Selbständige Evangelisch-Lutherische Kirche (SELK)

Kontaktgespräche zwischen der SELK und der VELKD

Der Kontaktgesprächskreis, der sich aus Vertretern der Selbständigen Evangelisch-Lutherischen Kirche (SELK) und der VELKD zusammengesetzt, dient dem Ziel, sich gegenseitig über Arbeitsvorhaben und Entwicklungen in beiden Kirchen zu unterrichten.

Ferner erfolgt ein Austausch über die Beziehungen zum Internationalen Lutherischen Rat (ILC) bzw. zum Lutherischen Weltbund (LWB). Die SELK ist Mitglied im ILC, einem internationalen Zusammenschluss von lutherischen Kirchen, die abgesehen von wenigen Ausnahmen nicht dem LWB angehören. In diesem Zusammenschluss stehen die Mitglieder nicht in voller Kirchengemeinschaft. Die Gliedkirchen der VELKD gehören demgegenüber dem LWB an, dessen Mitgliedskirchen in Kanzel- und Abendmahlsgemeinschaft miteinander verbunden sind.

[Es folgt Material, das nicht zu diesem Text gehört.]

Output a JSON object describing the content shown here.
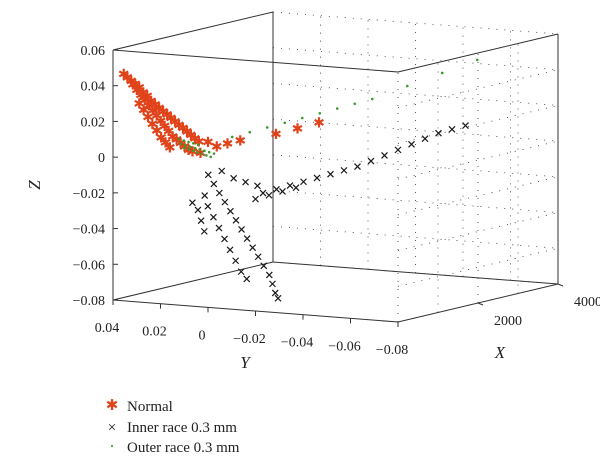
{
  "chart_data": {
    "type": "scatter",
    "dimensions": "3d",
    "title": "",
    "xlabel": "X",
    "ylabel": "Y",
    "zlabel": "Z",
    "xlim": [
      0,
      4000
    ],
    "ylim": [
      -0.08,
      0.04
    ],
    "zlim": [
      -0.08,
      0.06
    ],
    "x_ticks": [
      "2000",
      "4000"
    ],
    "y_ticks": [
      "0.04",
      "0.02",
      "0",
      "−0.02",
      "−0.04",
      "−0.06",
      "−0.08"
    ],
    "z_ticks": [
      "0.06",
      "0.04",
      "0.02",
      "0",
      "−0.02",
      "−0.04",
      "−0.06",
      "−0.08"
    ],
    "grid": true,
    "legend_position": "bottom-left",
    "series": [
      {
        "name": "Normal",
        "marker": "asterisk",
        "color": "#e0431a",
        "points": [
          [
            150,
            0.038,
            0.046
          ],
          [
            180,
            0.037,
            0.044
          ],
          [
            220,
            0.036,
            0.042
          ],
          [
            260,
            0.035,
            0.04
          ],
          [
            300,
            0.034,
            0.038
          ],
          [
            340,
            0.033,
            0.035
          ],
          [
            380,
            0.032,
            0.033
          ],
          [
            420,
            0.031,
            0.03
          ],
          [
            460,
            0.03,
            0.028
          ],
          [
            500,
            0.029,
            0.026
          ],
          [
            540,
            0.028,
            0.024
          ],
          [
            580,
            0.027,
            0.022
          ],
          [
            620,
            0.026,
            0.02
          ],
          [
            660,
            0.025,
            0.018
          ],
          [
            700,
            0.024,
            0.016
          ],
          [
            740,
            0.023,
            0.014
          ],
          [
            780,
            0.022,
            0.012
          ],
          [
            820,
            0.021,
            0.01
          ],
          [
            860,
            0.02,
            0.008
          ],
          [
            900,
            0.019,
            0.006
          ],
          [
            200,
            0.035,
            0.04
          ],
          [
            240,
            0.034,
            0.037
          ],
          [
            280,
            0.033,
            0.034
          ],
          [
            320,
            0.032,
            0.031
          ],
          [
            360,
            0.031,
            0.028
          ],
          [
            400,
            0.03,
            0.025
          ],
          [
            440,
            0.029,
            0.022
          ],
          [
            480,
            0.028,
            0.019
          ],
          [
            520,
            0.027,
            0.016
          ],
          [
            560,
            0.026,
            0.013
          ],
          [
            600,
            0.025,
            0.01
          ],
          [
            640,
            0.024,
            0.008
          ],
          [
            680,
            0.023,
            0.006
          ],
          [
            720,
            0.022,
            0.004
          ],
          [
            760,
            0.021,
            0.002
          ],
          [
            800,
            0.02,
            0.001
          ],
          [
            180,
            0.032,
            0.03
          ],
          [
            230,
            0.031,
            0.026
          ],
          [
            280,
            0.03,
            0.022
          ],
          [
            330,
            0.029,
            0.018
          ],
          [
            380,
            0.028,
            0.014
          ],
          [
            430,
            0.027,
            0.01
          ],
          [
            480,
            0.026,
            0.007
          ],
          [
            530,
            0.025,
            0.004
          ],
          [
            1200,
            0.012,
            0.004
          ],
          [
            1400,
            0.01,
            0.005
          ],
          [
            1700,
            0.0,
            0.008
          ],
          [
            2000,
            -0.004,
            0.01
          ],
          [
            2300,
            -0.008,
            0.012
          ],
          [
            950,
            0.016,
            0.006
          ],
          [
            1050,
            0.014,
            0.003
          ],
          [
            880,
            0.018,
            0.0
          ]
        ]
      },
      {
        "name": "Inner race 0.3 mm",
        "marker": "cross",
        "color": "#1a1a1a",
        "points": [
          [
            600,
            0.01,
            -0.01
          ],
          [
            620,
            0.008,
            -0.015
          ],
          [
            640,
            0.006,
            -0.02
          ],
          [
            660,
            0.004,
            -0.025
          ],
          [
            680,
            0.002,
            -0.03
          ],
          [
            700,
            0.0,
            -0.035
          ],
          [
            720,
            -0.002,
            -0.04
          ],
          [
            740,
            -0.004,
            -0.045
          ],
          [
            760,
            -0.006,
            -0.05
          ],
          [
            780,
            -0.008,
            -0.055
          ],
          [
            800,
            -0.01,
            -0.06
          ],
          [
            820,
            -0.012,
            -0.065
          ],
          [
            840,
            -0.013,
            -0.07
          ],
          [
            850,
            -0.014,
            -0.075
          ],
          [
            860,
            -0.015,
            -0.078
          ],
          [
            630,
            0.012,
            -0.022
          ],
          [
            650,
            0.011,
            -0.028
          ],
          [
            670,
            0.009,
            -0.034
          ],
          [
            690,
            0.007,
            -0.04
          ],
          [
            710,
            0.005,
            -0.046
          ],
          [
            730,
            0.003,
            -0.052
          ],
          [
            750,
            0.001,
            -0.058
          ],
          [
            770,
            -0.001,
            -0.064
          ],
          [
            790,
            -0.003,
            -0.068
          ],
          [
            580,
            0.014,
            -0.03
          ],
          [
            600,
            0.013,
            -0.036
          ],
          [
            620,
            0.012,
            -0.042
          ],
          [
            560,
            0.016,
            -0.026
          ],
          [
            900,
            -0.008,
            -0.02
          ],
          [
            1000,
            -0.012,
            -0.018
          ],
          [
            1100,
            -0.016,
            -0.016
          ],
          [
            1200,
            -0.02,
            -0.014
          ],
          [
            1300,
            -0.024,
            -0.012
          ],
          [
            1400,
            -0.028,
            -0.01
          ],
          [
            1500,
            -0.032,
            -0.008
          ],
          [
            1600,
            -0.036,
            -0.006
          ],
          [
            1700,
            -0.04,
            -0.003
          ],
          [
            1800,
            -0.044,
            0.0
          ],
          [
            1900,
            -0.048,
            0.003
          ],
          [
            2000,
            -0.052,
            0.006
          ],
          [
            2100,
            -0.056,
            0.009
          ],
          [
            2200,
            -0.06,
            0.012
          ],
          [
            2300,
            -0.064,
            0.014
          ],
          [
            2400,
            -0.068,
            0.016
          ],
          [
            950,
            -0.004,
            -0.024
          ],
          [
            1050,
            -0.008,
            -0.022
          ],
          [
            1150,
            -0.012,
            -0.02
          ],
          [
            1250,
            -0.016,
            -0.018
          ],
          [
            700,
            0.006,
            -0.008
          ],
          [
            760,
            0.002,
            -0.012
          ],
          [
            820,
            -0.002,
            -0.014
          ],
          [
            880,
            -0.006,
            -0.016
          ]
        ]
      },
      {
        "name": "Outer race 0.3 mm",
        "marker": "dot",
        "color": "#3a9a2a",
        "points": [
          [
            600,
            0.02,
            0.004
          ],
          [
            650,
            0.019,
            0.003
          ],
          [
            700,
            0.018,
            0.002
          ],
          [
            750,
            0.017,
            0.001
          ],
          [
            800,
            0.016,
            0.0
          ],
          [
            850,
            0.015,
            -0.001
          ],
          [
            900,
            0.014,
            -0.002
          ],
          [
            620,
            0.022,
            0.006
          ],
          [
            680,
            0.021,
            0.005
          ],
          [
            740,
            0.02,
            0.004
          ],
          [
            800,
            0.019,
            0.003
          ],
          [
            860,
            0.018,
            0.002
          ],
          [
            920,
            0.017,
            0.001
          ],
          [
            980,
            0.016,
            0.0
          ],
          [
            1040,
            0.015,
            -0.001
          ],
          [
            700,
            0.024,
            0.008
          ],
          [
            760,
            0.023,
            0.007
          ],
          [
            820,
            0.022,
            0.006
          ],
          [
            880,
            0.021,
            0.005
          ],
          [
            940,
            0.02,
            0.004
          ],
          [
            1200,
            0.01,
            0.008
          ],
          [
            1400,
            0.006,
            0.01
          ],
          [
            1600,
            0.002,
            0.012
          ],
          [
            1800,
            -0.002,
            0.014
          ],
          [
            2000,
            -0.006,
            0.016
          ],
          [
            2200,
            -0.01,
            0.018
          ],
          [
            2400,
            -0.014,
            0.02
          ],
          [
            2600,
            -0.018,
            0.022
          ],
          [
            2800,
            -0.022,
            0.024
          ],
          [
            3200,
            -0.03,
            0.03
          ],
          [
            3600,
            -0.038,
            0.036
          ],
          [
            4000,
            -0.046,
            0.042
          ]
        ]
      }
    ]
  },
  "legend": {
    "items": [
      {
        "label": "Normal",
        "symbol": "✱",
        "color": "#e0431a"
      },
      {
        "label": "Inner race 0.3 mm",
        "symbol": "×",
        "color": "#1a1a1a"
      },
      {
        "label": "Outer race 0.3 mm",
        "symbol": "·",
        "color": "#3a9a2a"
      }
    ]
  }
}
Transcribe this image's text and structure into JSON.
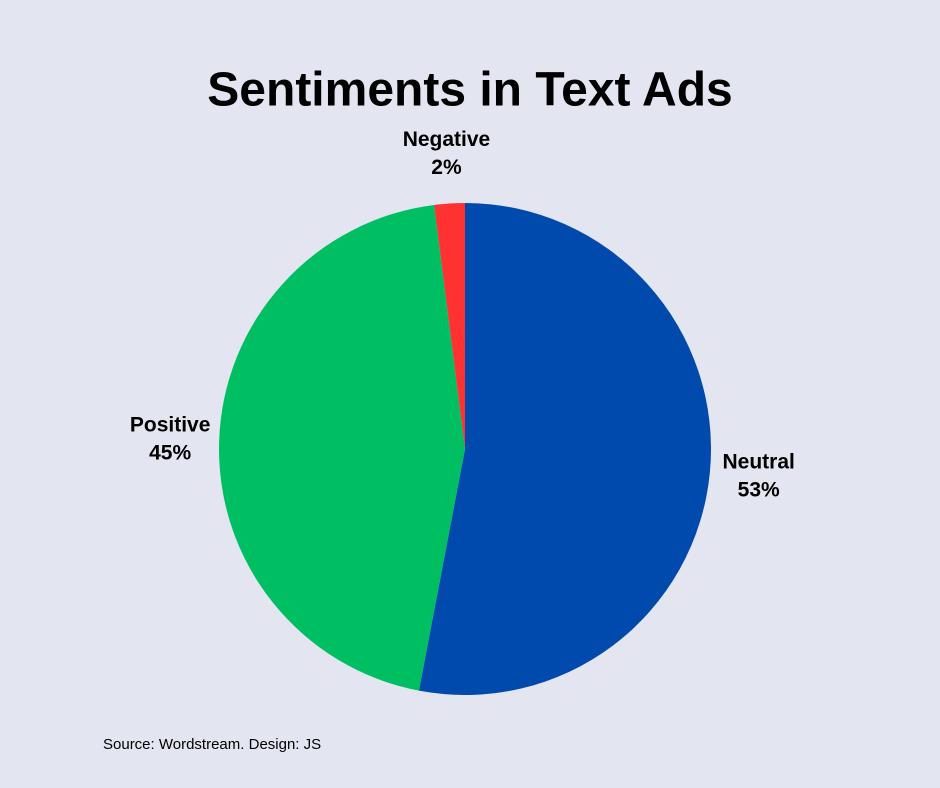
{
  "chart_data": {
    "type": "pie",
    "title": "Sentiments in Text Ads",
    "categories": [
      "Neutral",
      "Positive",
      "Negative"
    ],
    "values": [
      53,
      45,
      2
    ],
    "value_labels": [
      "53%",
      "45%",
      "2%"
    ],
    "colors": [
      "#004aad",
      "#00bf63",
      "#ff3131"
    ],
    "source": "Source: Wordstream. Design: JS"
  }
}
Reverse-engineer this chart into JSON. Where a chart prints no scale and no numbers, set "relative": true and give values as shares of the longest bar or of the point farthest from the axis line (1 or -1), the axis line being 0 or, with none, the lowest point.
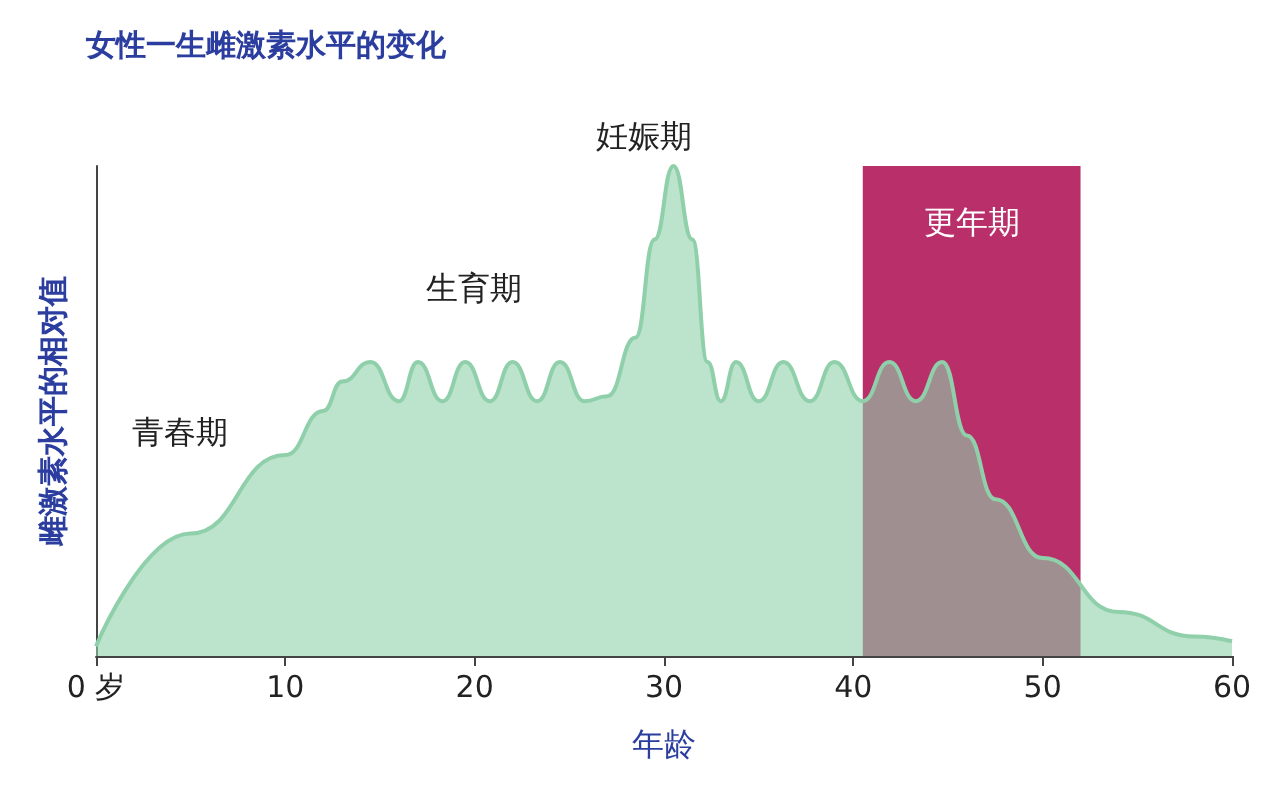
{
  "chart_data": {
    "type": "area",
    "title": "女性一生雌激素水平的变化",
    "xlabel": "年龄",
    "ylabel": "雌激素水平的相对值",
    "relative": true,
    "x": [
      0,
      5,
      10,
      12,
      13,
      14.5,
      16,
      17,
      18.3,
      19.5,
      20.8,
      22,
      23.3,
      24.5,
      25.8,
      27,
      28.5,
      29.5,
      30.5,
      31.5,
      32.3,
      33,
      33.8,
      35,
      36.3,
      37.7,
      39,
      40.5,
      41.9,
      43.3,
      44.7,
      46,
      47.5,
      50,
      54,
      58,
      60
    ],
    "series": [
      {
        "color": "#8fd0aa",
        "values": [
          0.02,
          0.25,
          0.41,
          0.5,
          0.56,
          0.6,
          0.52,
          0.6,
          0.52,
          0.6,
          0.52,
          0.6,
          0.52,
          0.6,
          0.52,
          0.53,
          0.65,
          0.85,
          1,
          0.85,
          0.6,
          0.52,
          0.6,
          0.52,
          0.6,
          0.52,
          0.6,
          0.52,
          0.6,
          0.52,
          0.6,
          0.45,
          0.32,
          0.2,
          0.09,
          0.04,
          0.03
        ]
      }
    ],
    "xlim": [
      0,
      60
    ],
    "xticks": [
      {
        "value": 0,
        "label": "0 岁"
      },
      10,
      20,
      30,
      40,
      50,
      60
    ],
    "bands": [
      {
        "axis": "x",
        "from": 40.5,
        "to": 52,
        "label": "更年期",
        "color": "#b0185a"
      }
    ],
    "annotations": [
      "青春期",
      "生育期",
      "妊娠期"
    ],
    "grid": false
  }
}
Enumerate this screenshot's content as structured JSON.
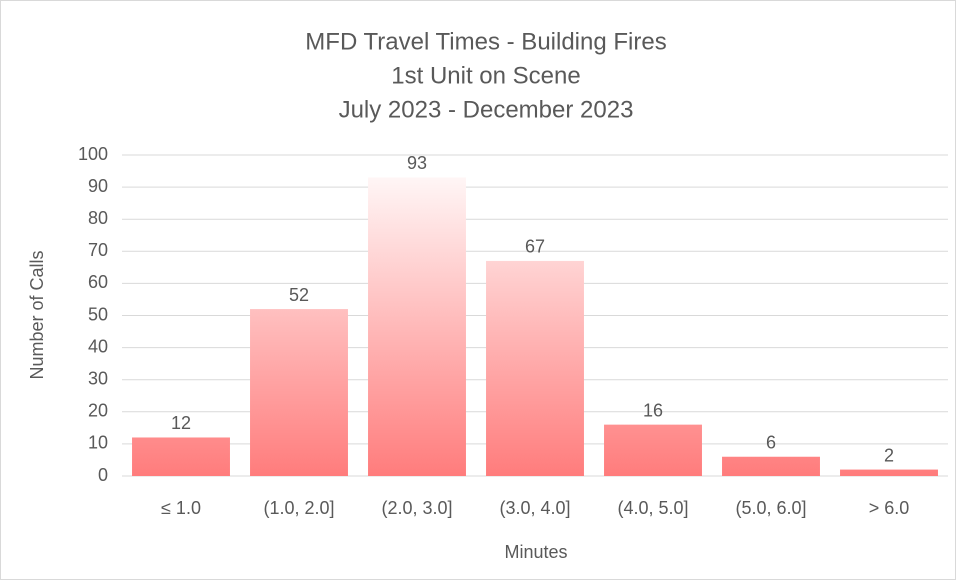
{
  "chart_data": {
    "type": "bar",
    "title": [
      "MFD Travel Times - Building Fires",
      "1st Unit on Scene",
      "July 2023 - December 2023"
    ],
    "xlabel": "Minutes",
    "ylabel": "Number of Calls",
    "categories": [
      "≤ 1.0",
      "(1.0, 2.0]",
      "(2.0, 3.0]",
      "(3.0, 4.0]",
      "(4.0, 5.0]",
      "(5.0, 6.0]",
      "> 6.0"
    ],
    "values": [
      12,
      52,
      93,
      67,
      16,
      6,
      2
    ],
    "color": "#ff7c7c",
    "ylim": [
      0,
      100
    ],
    "yticks": [
      0,
      10,
      20,
      30,
      40,
      50,
      60,
      70,
      80,
      90,
      100
    ],
    "grid": true
  }
}
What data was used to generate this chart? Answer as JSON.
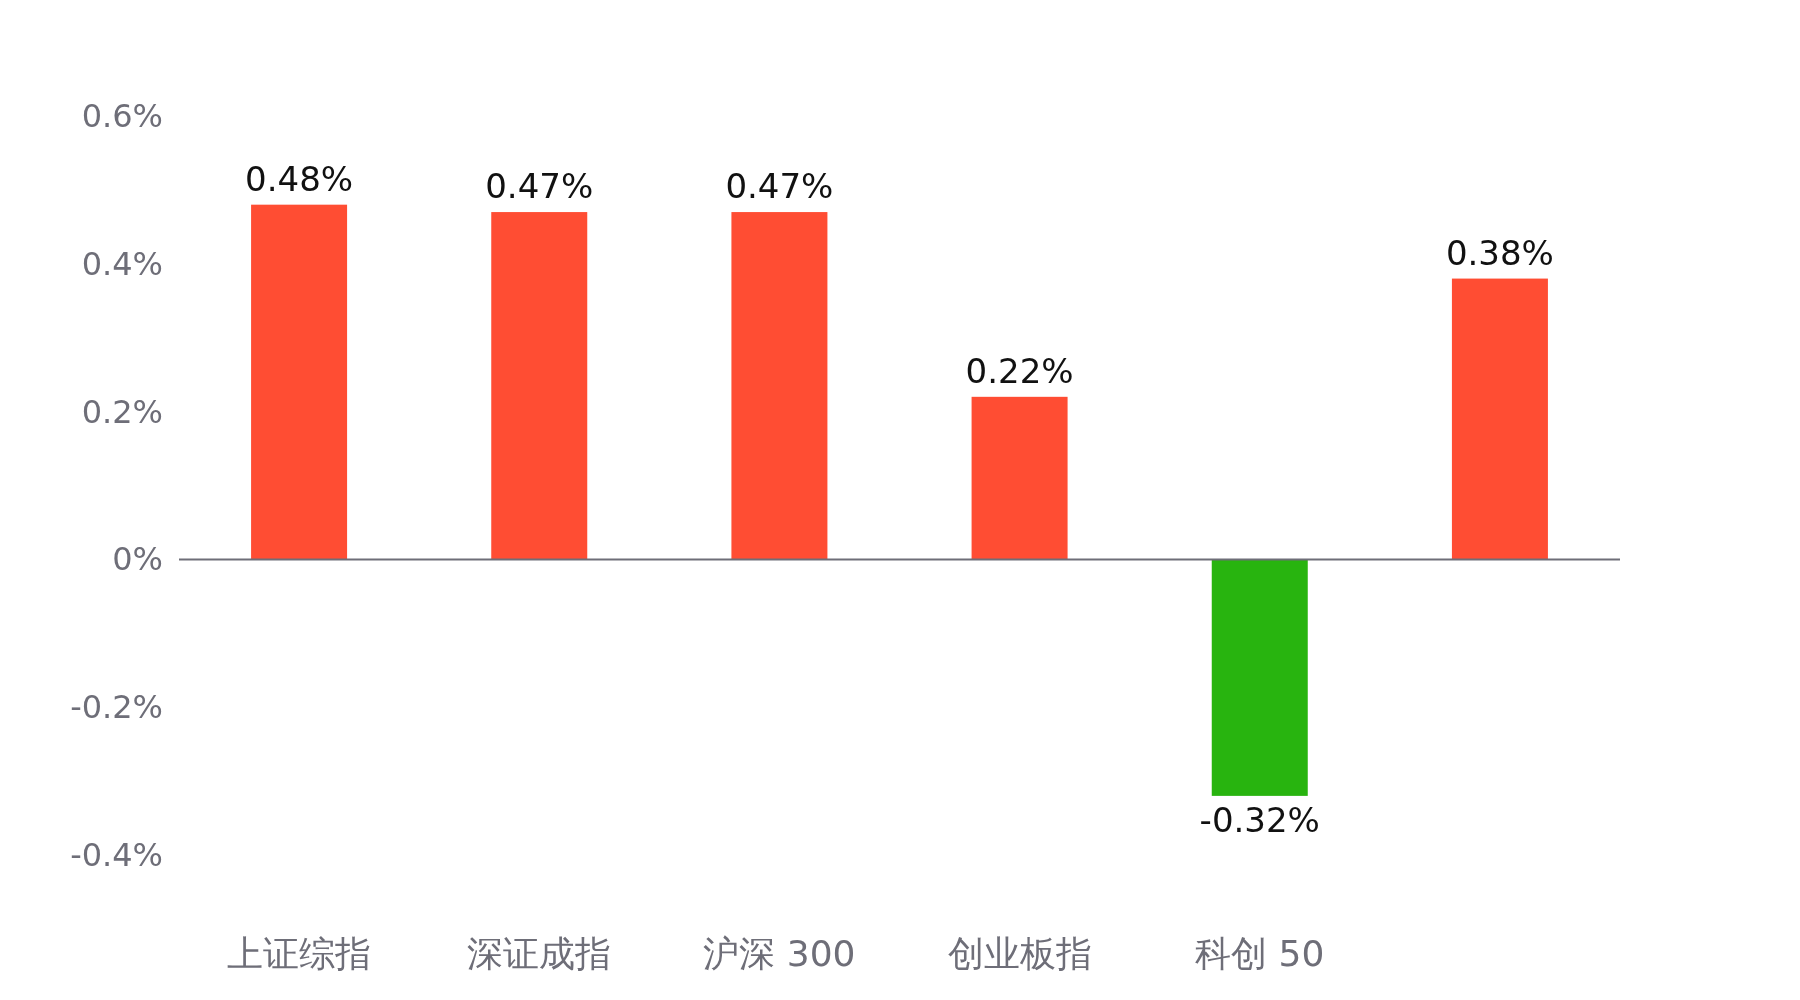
{
  "chart_data": {
    "type": "bar",
    "categories": [
      "上证综指",
      "深证成指",
      "沪深 300",
      "创业板指",
      "科创 50",
      null
    ],
    "values": [
      0.48,
      0.47,
      0.47,
      0.22,
      -0.32,
      0.38
    ],
    "colors": [
      "#ff4d33",
      "#ff4d33",
      "#ff4d33",
      "#ff4d33",
      "#28b40f",
      "#ff4d33"
    ],
    "value_labels": [
      "0.48%",
      "0.47%",
      "0.47%",
      "0.22%",
      "-0.32%",
      "0.38%"
    ],
    "ylim": [
      -0.4,
      0.6
    ],
    "yticks": [
      {
        "value": -0.4,
        "label": "-0.4%"
      },
      {
        "value": -0.2,
        "label": "-0.2%"
      },
      {
        "value": 0,
        "label": "0%"
      },
      {
        "value": 0.2,
        "label": "0.2%"
      },
      {
        "value": 0.4,
        "label": "0.4%"
      },
      {
        "value": 0.6,
        "label": "0.6%"
      }
    ]
  }
}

Trilaterale Arbeitsgruppe SELK – UEK – VELKD

Im Dezember 2018 haben Vertreterinnen und Vertreter der SELK, der Union Evangelischer Kirchen (UEK) und der VELKD sich erstmals zu trilateralen Gesprächen getroffen. Für die VELKD sind in der Arbeitsgruppe Dr. Mirjam Sauer (Gießen), Prof. Dr. Jens Herzer (Leipzig) und OKR Johannes Dieckow (Hannover), für die UEK Prof. Dr. Jürgen Kampmann (Tübingen), Prof. Dr. Henning Theißen (Greifswald) und OKR Dr. Martin Evang (Hannover), für die SELK Bischof Hans-Jörg Voigt D.D., Prof. Dr. Gilberto da Silva (Oberursel) und Prof. em. Dr. Werner Klän (Lübeck) vertreten.

Die Arbeitsgruppe einigte sich zunächst auf die Behandlung des Themas „Abendmahlslehre und Christologie in der Konsequenz der Leuenberger Konkordie“. Der Beratungsprozess ist auf fünf Jahre mit je zwei Sitzungen angelegt.